La laïcité positive !

Le Pape est venu à Lourdes à l’occasion de l’anniversaire des apparitions de la Vierge voici cent cinquante ans. On comprend aisément qu’il ait eu à cœur de participer avec les fidèles à cette date symbolique en compagnie de tous ces malheureux traumatisés de la nature qui mettent tant d’espoir dans une guérison qui ne peut être que miraculeuse. Cependant, car il y a un cependant, il y a eu auparavant la visite à Paris et la réception faite au Pape par le président Sarkozy.
On aurait pu à la rigueur comprendre que la cérémonie s’entende de chef d’Etat à chef d’Etat mais il y a eu les discours et la réminiscence dans les esprits du discours de Latran dans lequel le chef de l’Etat avait précisé que la morale du maitre d’école ne pouvait remplacer celle du prêtre. On pouvait aisément en conclure que la morale religieuse avait des vertus que n’avait pas la morale laïque. Or si la morale religieuse se réfère toujours à un Dieu ou à son représentant, la morale laïque repose exclusivement sur les critères du bien vivre en société et de la tolérance vis-à-vis des individus qui la composent. La France a beau être la fille aînée de l’Eglise, il ne faut tout de même pas oublier la séparation de l’Eglise et de l’Etat et ce magnifique équilibre qui s’en est suivi avec l’intégration dans notre pays de cultures et de confessions différentes qui jusqu’à ce jour ont réussi à vivre ensemble et en parfaite harmonie. A trop vouloir mettre en avant la religion catholique dans notre pays, on risque de créer un déséquilibre dont on sait bien que l’on a tout à redouter.

Germe destructeur

Les musulmans sont de plus en plus nombreux en France du fait de nos liens étroits avec les pays du Maghreb et de certains pays d’Afrique noire et mettre à mal le principe même de la laïcité peut entraîner des désordres graves dont malheureusement l’histoire nous a offert de nombreux exemples.

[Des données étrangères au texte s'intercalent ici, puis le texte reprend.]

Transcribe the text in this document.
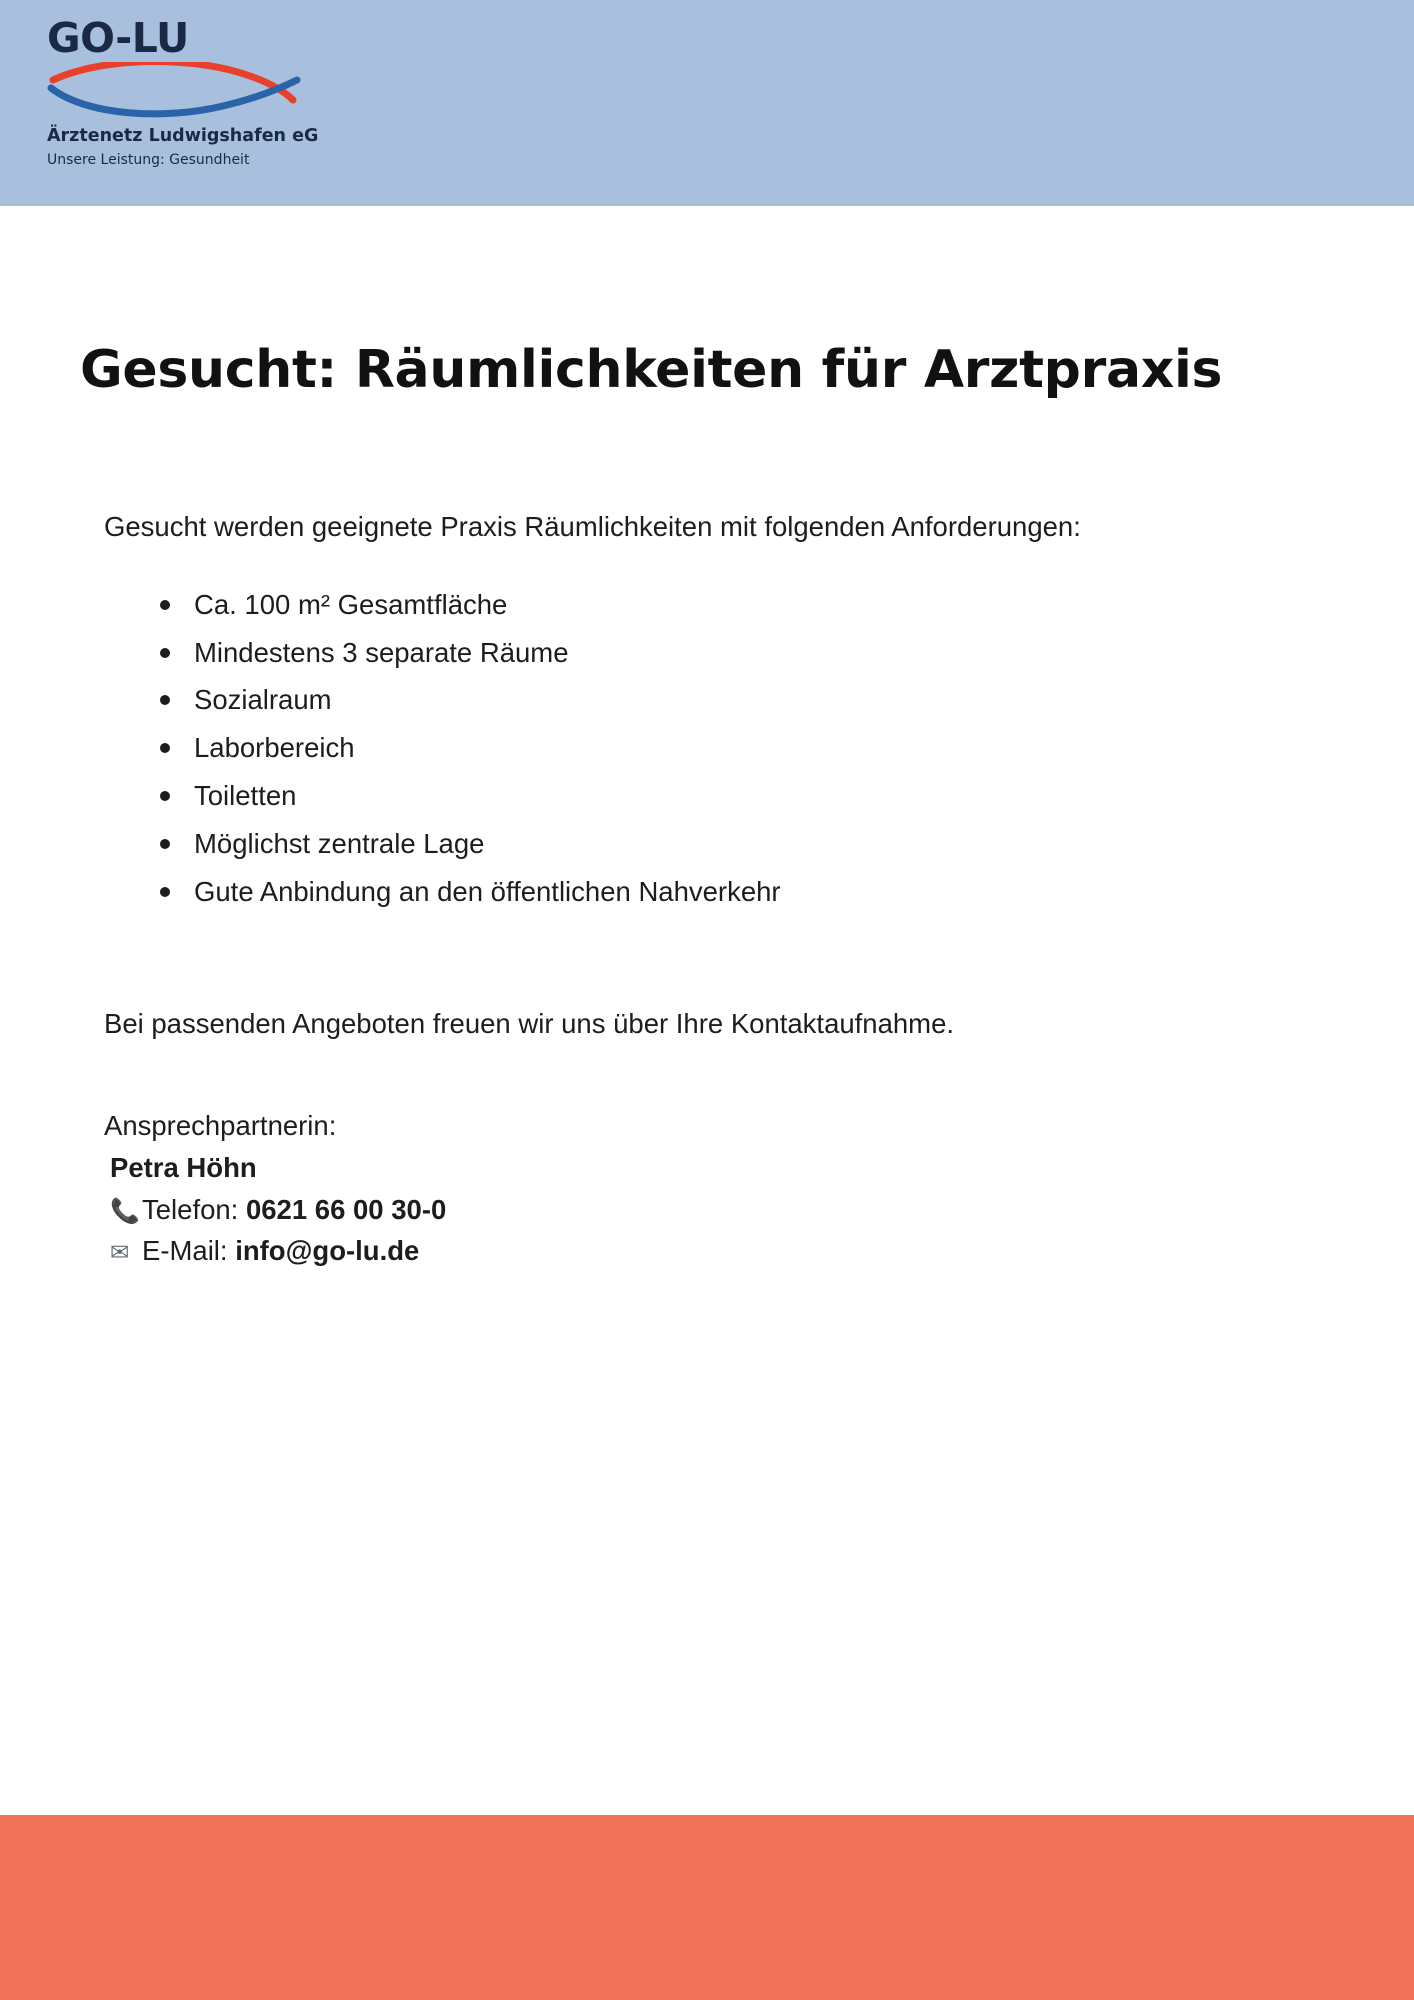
GO-LU
Ärztenetz Ludwigshafen eG
Unsere Leistung: Gesundheit
Gesucht: Räumlichkeiten für Arztpraxis

Gesucht werden geeignete Praxis Räumlichkeiten mit folgenden Anforderungen:

Ca. 100 m² Gesamtfläche
Mindestens 3 separate Räume
Sozialraum
Laborbereich
Toiletten
Möglichst zentrale Lage
Gute Anbindung an den öffentlichen Nahverkehr

Bei passenden Angeboten freuen wir uns über Ihre Kontaktaufnahme.

Ansprechpartnerin:

Petra Höhn

📞Telefon: 0621 66 00 30-0

✉ E-Mail: info@go-lu.de
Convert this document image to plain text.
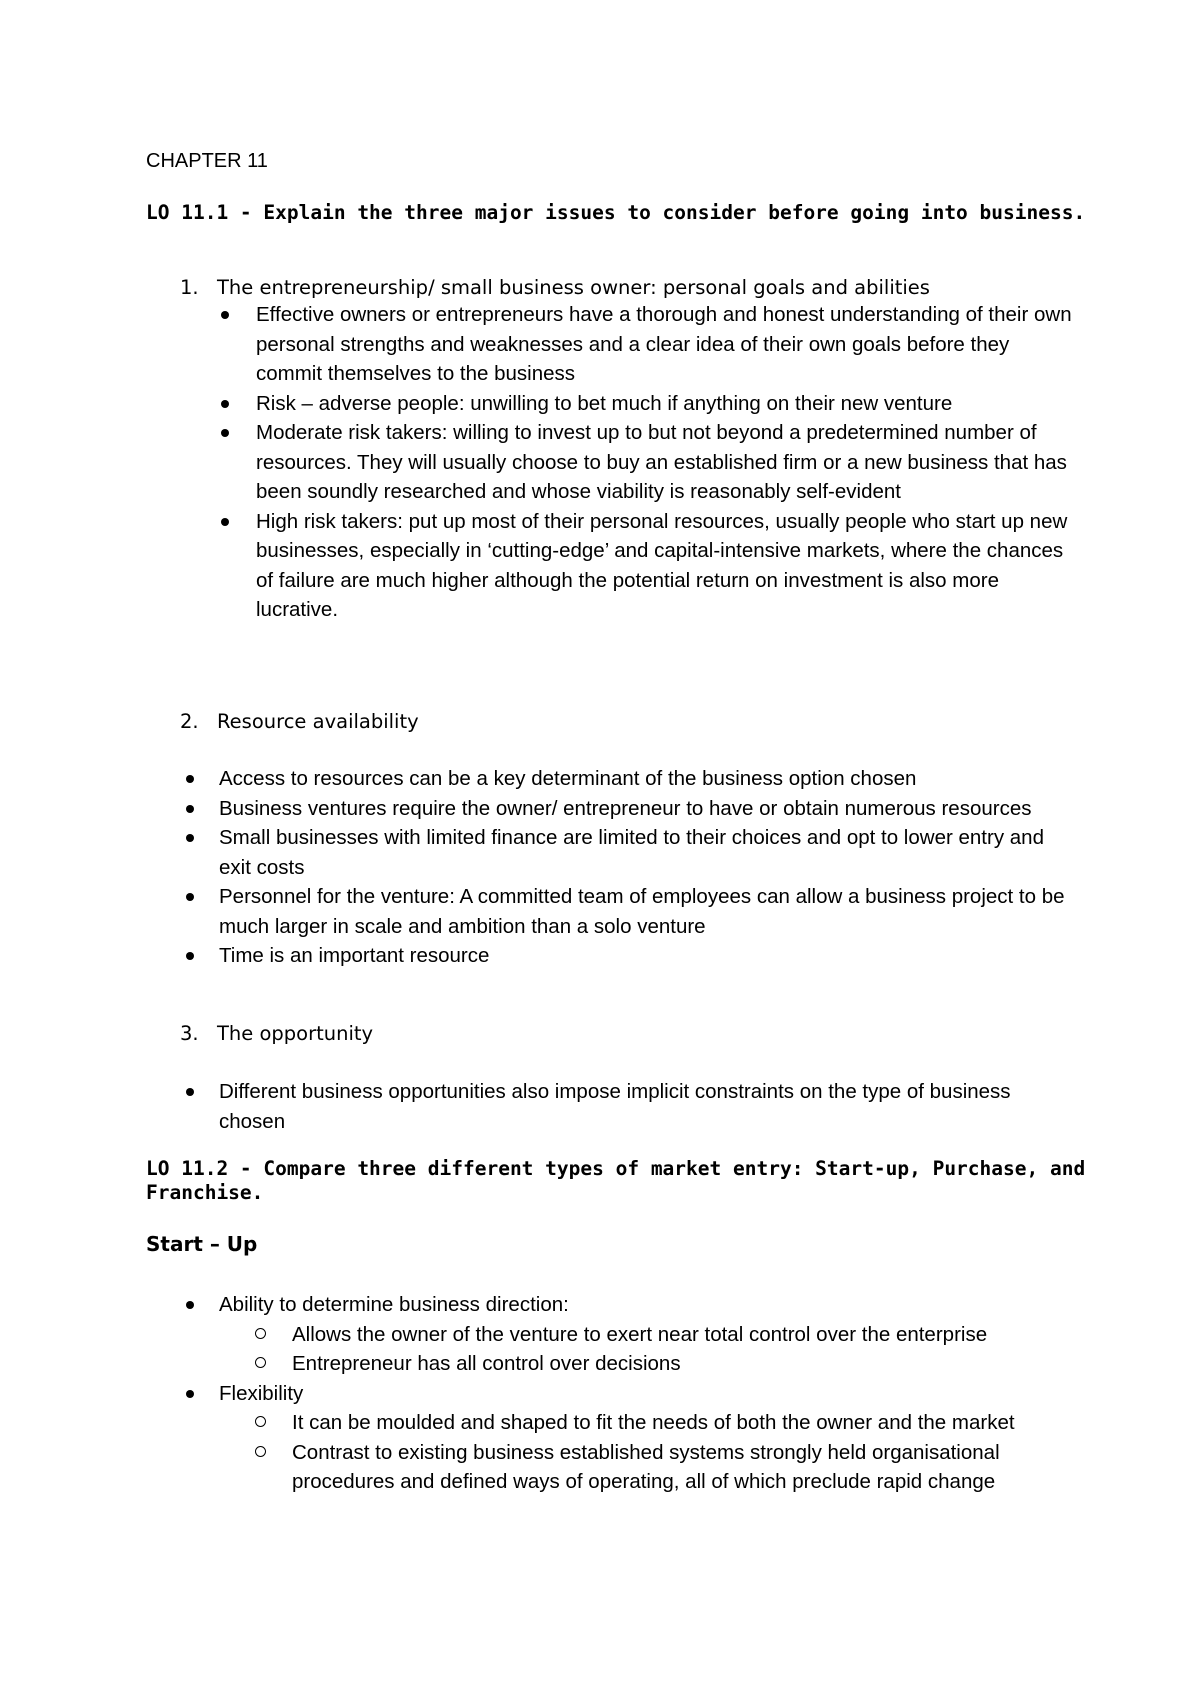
CHAPTER 11
LO 11.1 - Explain the three major issues to consider before going into business.
1. The entrepreneurship/ small business owner: personal goals and abilities
Effective owners or entrepreneurs have a thorough and honest understanding of their own personal strengths and weaknesses and a clear idea of their own goals before they commit themselves to the business
Risk – adverse people: unwilling to bet much if anything on their new venture
Moderate risk takers: willing to invest up to but not beyond a predetermined number of resources. They will usually choose to buy an established firm or a new business that has been soundly researched and whose viability is reasonably self-evident
High risk takers: put up most of their personal resources, usually people who start up new businesses, especially in ‘cutting-edge’ and capital-intensive markets, where the chances of failure are much higher although the potential return on investment is also more lucrative.
2. Resource availability
Access to resources can be a key determinant of the business option chosen
Business ventures require the owner/ entrepreneur to have or obtain numerous resources
Small businesses with limited finance are limited to their choices and opt to lower entry and exit costs
Personnel for the venture: A committed team of employees can allow a business project to be much larger in scale and ambition than a solo venture
Time is an important resource
3. The opportunity
Different business opportunities also impose implicit constraints on the type of business chosen
LO 11.2 - Compare three different types of market entry: Start-up, Purchase, and Franchise.
Start – Up
Ability to determine business direction:
Allows the owner of the venture to exert near total control over the enterprise
Entrepreneur has all control over decisions
Flexibility
It can be moulded and shaped to fit the needs of both the owner and the market
Contrast to existing business established systems strongly held organisational procedures and defined ways of operating, all of which preclude rapid change
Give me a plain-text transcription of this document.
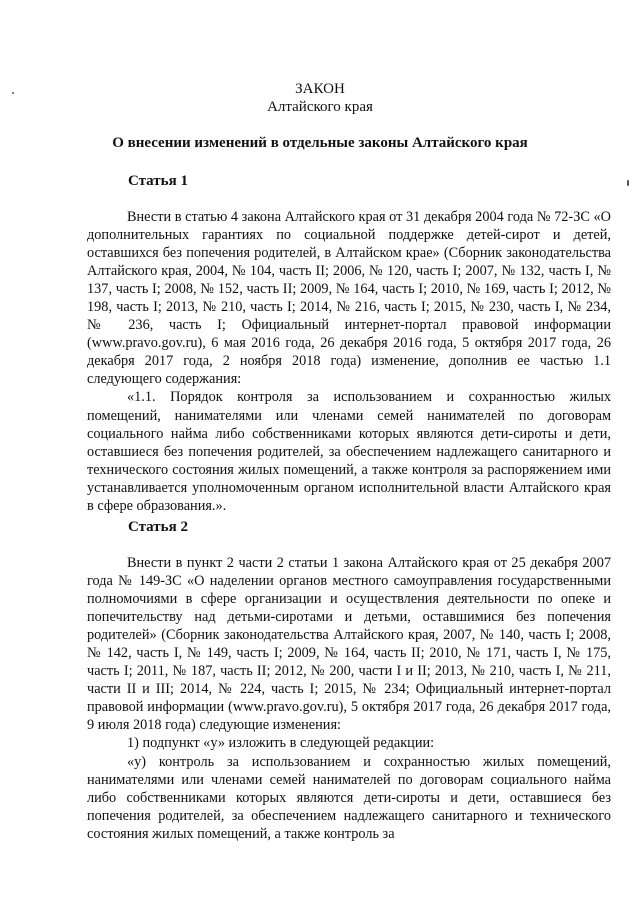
ЗАКОН
Алтайского края
О внесении изменений в отдельные законы Алтайского края
Статья 1

Внести в статью 4 закона Алтайского края от 31 декабря 2004 года № 72-ЗС «О дополнительных гарантиях по социальной поддержке детей-сирот и детей, оставшихся без попечения родителей, в Алтайском крае» (Сборник законодательства Алтайского края, 2004, № 104, часть II; 2006, № 120, часть I; 2007, № 132, часть I, № 137, часть I; 2008, № 152, часть II; 2009, № 164, часть I; 2010, № 169, часть I; 2012, № 198, часть I; 2013, № 210, часть I; 2014, № 216, часть I; 2015, № 230, часть I, № 234, № 236, часть I; Официальный интернет-портал правовой информации (www.pravo.gov.ru), 6 мая 2016 года, 26 декабря 2016 года, 5 октября 2017 года, 26 декабря 2017 года, 2 ноября 2018 года) изменение, дополнив ее частью 1.1 следующего содержания:

«1.1. Порядок контроля за использованием и сохранностью жилых помещений, нанимателями или членами семей нанимателей по договорам социального найма либо собственниками которых являются дети-сироты и дети, оставшиеся без попечения родителей, за обеспечением надлежащего санитарного и технического состояния жилых помещений, а также контроля за распоряжением ими устанавливается уполномоченным органом исполнительной власти Алтайского края в сфере образования.».

Статья 2

Внести в пункт 2 части 2 статьи 1 закона Алтайского края от 25 декабря 2007 года № 149-ЗС «О наделении органов местного самоуправления государственными полномочиями в сфере организации и осуществления деятельности по опеке и попечительству над детьми-сиротами и детьми, оставшимися без попечения родителей» (Сборник законодательства Алтайского края, 2007, № 140, часть I; 2008, № 142, часть I, № 149, часть I; 2009, № 164, часть II; 2010, № 171, часть I, № 175, часть I; 2011, № 187, часть II; 2012, № 200, части I и II; 2013, № 210, часть I, № 211, части II и III; 2014, № 224, часть I; 2015, № 234; Официальный интернет-портал правовой информации (www.pravo.gov.ru), 5 октября 2017 года, 26 декабря 2017 года, 9 июля 2018 года) следующие изменения:

1) подпункт «у» изложить в следующей редакции:

«у) контроль за использованием и сохранностью жилых помещений, нанимателями или членами семей нанимателей по договорам социального найма либо собственниками которых являются дети-сироты и дети, оставшиеся без попечения родителей, за обеспечением надлежащего санитарного и технического состояния жилых помещений, а также контроль за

Les signes extérieurs d’appartenance à telle ou telle communauté ne peuvent dans certains cas qu’exacerber des rancœurs tenaces perpétuées de générations en générations et susceptibles des désordres les plus violents. Car quoi que l’on veuille en dire, les guerres de religions, le massacre de la Saint Barthélémy, ou encore la répression de l’hérésie Cathare sont ancrés dans nos mémoires collectives et prêts à ressurgir à la moindre provocation. Karl Marx disait que la religion était «l’opium du peuple» ; ce sont plutôt «les» religions qui le sont par les dangers d’explosion qu’elles peuvent provoquer par l’intermédiaire des intégristes de tous poils toujours prêts à en découdre. L’exemple d’Al-Qaïda est à cet égard des plus significatifs. Bien sûr il n’est pas question de mettre en doute la bonne parole du Pape et son désir de voir s’instaurer la paix dans le monde, mais en faisant cela à côté d’un chef d’Etat quel qu’il soit, ce dernier semble aux yeux du peuple devenir son partisan et par principe un chef d’Etat ne doit plus avoir de parti pris. Alors soyons conscients que la laïcité doit être une et que le seul fait de lui adjoindre un qualificatif contient à lui seul le germe de sa destruction.